Wednesday, February 1, 2012

Bo Ssam

I saw an article in the New York Times about a dish called Bo Ssam. Now I am one of many porkaholics out there so a dish like this was likely to be a winner no matter what. I love the whole idea of how to present the dish, using lettuce wraps to scoop up pork and the various Korean pickled vegetables is an appealing way to eat for me.
I didn't vary from the recipe at all, other than the size of my pork shoulder. And that is where I want to offer a note of caution.
I only had a 3 pound pork shoulder, and while it looked fantastic
The smaller size of the pork screwed up the ratio of crusty, salty, sweet outside and slow roasted pork inside. It wasn't too salty for me, that is pretty hard to accomplish, but for Kerrie and others who sampled it, it was a bit on the salty side. With a larger pork shoulder there would be a better ratio of outside to inside and the saltiness would abated. If you are going to use a shoulder, say 7 pounds or less I would reduce the cure time to 6 hours or so.

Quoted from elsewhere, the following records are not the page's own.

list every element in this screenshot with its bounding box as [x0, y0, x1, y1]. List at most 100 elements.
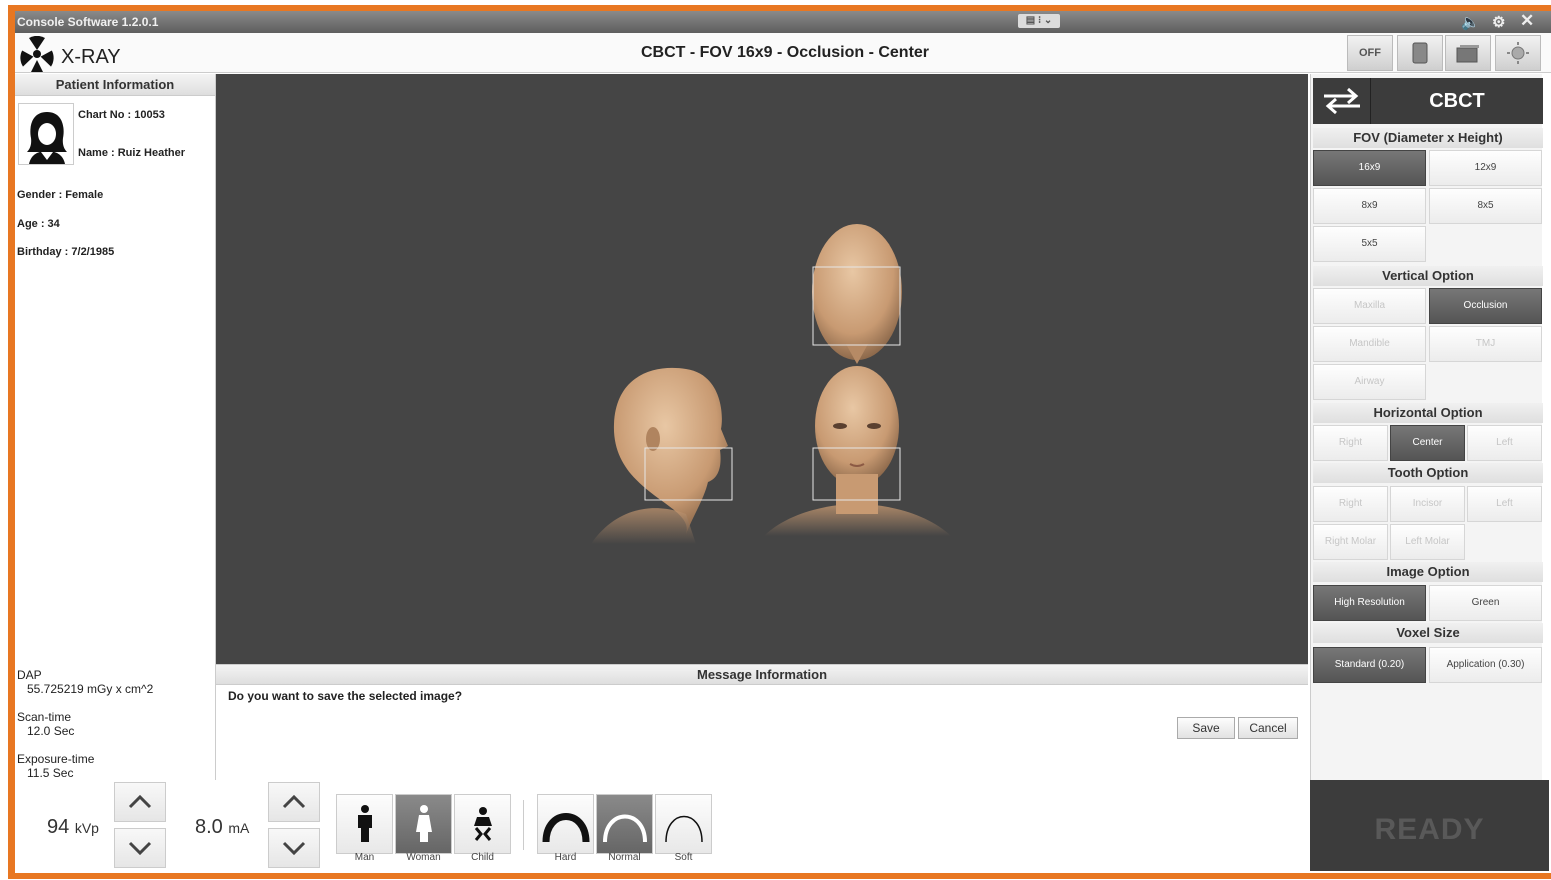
lamp-button[interactable]: [1495, 35, 1541, 71]
woman-icon: [415, 805, 432, 842]
layers-button[interactable]: [1445, 35, 1491, 71]
kvp-readout: 94 kVp: [47, 816, 99, 839]
voxel-application-button[interactable]: Application (0.30): [1429, 647, 1542, 683]
window-menu-toggle[interactable]: ▤ ⁝ ⌄: [1018, 14, 1060, 28]
scan-time-label: Scan-time: [17, 710, 72, 724]
bone-hard-button[interactable]: [537, 794, 594, 854]
fov-12x9-button[interactable]: 12x9: [1429, 150, 1542, 186]
app-window: Console Software 1.2.0.1 ▤ ⁝ ⌄ 🔈 ⚙ ✕ X-R…: [0, 0, 1551, 879]
vertical-mandible-button[interactable]: Mandible: [1313, 326, 1426, 362]
bone-soft-label: Soft: [674, 852, 693, 863]
fov-16x9-button[interactable]: 16x9: [1313, 150, 1426, 186]
exposure-controls: 94 kVp 8.0 mA Man Woman Child Hard Norma…: [15, 780, 1310, 873]
close-icon[interactable]: ✕: [1520, 11, 1534, 31]
exposure-time-value: 11.5 Sec: [27, 766, 74, 780]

I thought about making my own kimchee for this dish but since I wanted some of the other options I went to my favorite Asian market (conveniently located next to one of my favorite Korean/Japanese restaurants) and was able to pick up a tray containing the 4 options that Secret Garden, serves with their meals. If you have an Asian grocery nearby I would bet you can find several pre-packaged choices. At the very least Kimchee is readily available.  Serve up with a stack of bib lettuce leaves and steamed rice and you have a fun and tasty meal.

10 pounds bone-in Boston pork butt
2 1/3 cups white sugar 
2 1/3 cups plus 2 tablespoons salt 
4 each red and green chiles 
1 tablespoon brown sugar
4 cups uncooked Korean rice
2 heads Boston lettuce
Sagyegeol ssäm jang (Korean soybean paste)
Salted shrimp
1 pounds cabbage or daikon kimchee

The Night Before
Place 2 cups each sugar and salt in a bowl or saucepan large enough to hold the butt, add 6 cups water, and stir until dissolved. Place the pork butt in the brine solution. Make sure it’s submerged (weight if necessary), and refrigerate overnight.

Clean the chile peppers (leave the seeds in for a hotter flavor) and slice them 1/2-inch thick, on the bias. Mix 1/3 cup sugar and 1/3 cup salt with 1 cup water until dissolved, pour over the chiles, and set aside.

Preheat the oven to 300 degrees. Place the pork in a large 6-inch-deep pot or casserole, and cook uncovered in the oven for about 6 1/2–7 1/2 hours, basting the pork with the pan drippings every hour. When the meat is fork-tender and pulls away from the bone, sprinkle the exterior with a mixture of 1 tablespoon brown sugar and 1 tablespoon salt. Increase oven temperature to 500 degrees, and continue roasting until the outside is well caramelized. Remove from oven.

Rinse the rice well to remove any sediment. Add 7 cups cold water, 1 tablespoon salt, and 4 cups rice. Cook for 20 minutes or until water evaporates.

Clean and wash the lettuce; select the best leaves, and set aside.

Assembly and Serving
Place the pork on a large platter surrounded with the pickled chiles. Arrange the Korean rice, ssäm jang, salted shrimp, kimchee, and lettuce in separate bowls. Allow guests to assemble their ssäm by wrapping each component in a lettuce leaf.

1 comment:

A Beer for the Shower said...

This sounds amazing. I've never heard of it, personally, but as another porkaholic I'm definitely gonna try it.

What I would not try, as you said, is making my own kimchi. That seems like too much work for too little payoff. There's actually some pretty good pre-packaged kimchi to be had around the Asian markets here.